LCUSD Examines Funding Changes

 
By Kevork KURDOGHLIAN

The 2013-14 California state budget, which was recently passed by the legislature and currently awaits Gov. Jerry Brown’s signature, is set to take the state’s K-12 school districts in a new financial direction.

La Cañada Unified School District is one of many community districts heavily impacted by the shift to Brown’s new funding model known as Local Control Funding Formula (LCFF), which is planned to be fully implemented in seven years.

According to the California Dept. of Education, “The Governor’s Budget proposes to replace the current K–12 finance system with a new LCFF. For school districts and charter schools, the proposal creates base, supplemental and concentration grants in place of most existing K–12 funding streams, including revenue limits and most state categorical programs.”

The new funding model has been LCUSD board president Scott Tracy’s central topic during his monthly president’s reports going back 10 board meetings.

This frequency is due to, he said on March 26, its importance for the total financial impact to LCUSD.

LCFF would eliminate the current “least optimistic” budget model, which maintains deficits and COLAs, called the Revenue Limit Funding model. This model would be obsolete under LCFF.

“Funding may or may not increase based on the funded COLA and that’s an issue,” said LCUSD Chief Budget Officer Stephen Hodgson.

At the April 16 school board meeting, Tracy added that the new model would lead to a “very serious shortfall” of nearly four million dollars.

“We’re down almost $1,100 per student. Multiply that by 4,000 students and you can see how many millions of dollars is being redistributed away from us.”

LCUSD has taken multiple steps to protect current funding levels including an effort to get the community to call state Senator Carol Liu, preparing for a likely March 2014 election to increase the parcel tax rate and joining the California School Finance Reform Coalition.

“[The Coalition] supports this concept of recognizing the additional needs of low income students and English language learners but those investments cannot come at the expense of [not] restoring the base funding for the cuts that school districts have experienced over the past five years,” Tracy said.
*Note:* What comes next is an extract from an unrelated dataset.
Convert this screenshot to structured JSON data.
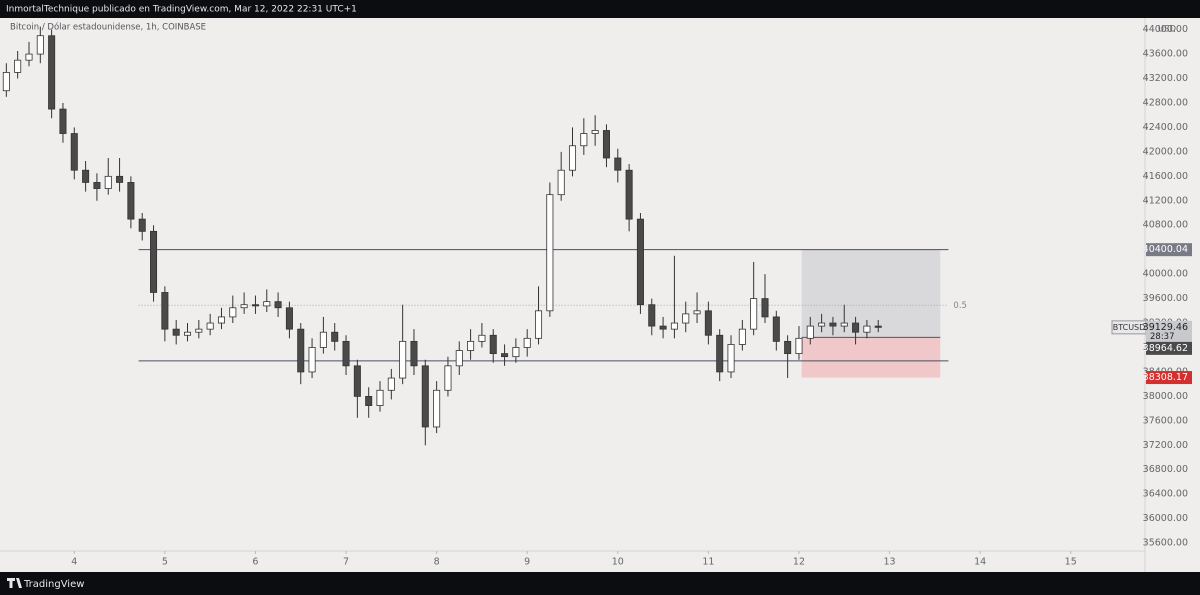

Another step was to pass a resolution that expressed a dislike of the new funding model. The resolution, which unanimously passed on May 7, articulated the “desire to reprioritize both the level of base funding and the timing of these allocations necessary to get [LCUSD] to a point where we are at least equal to the national average.”

On June 18, the school board unanimously passed the 2013-14 LCUSD budget as submitted using the Revenue Limit Funding model. If Gov. Brown signs the state budget, all California school districts will have 45 days afterward to revise their budgets under the new Local Control Funding Formula.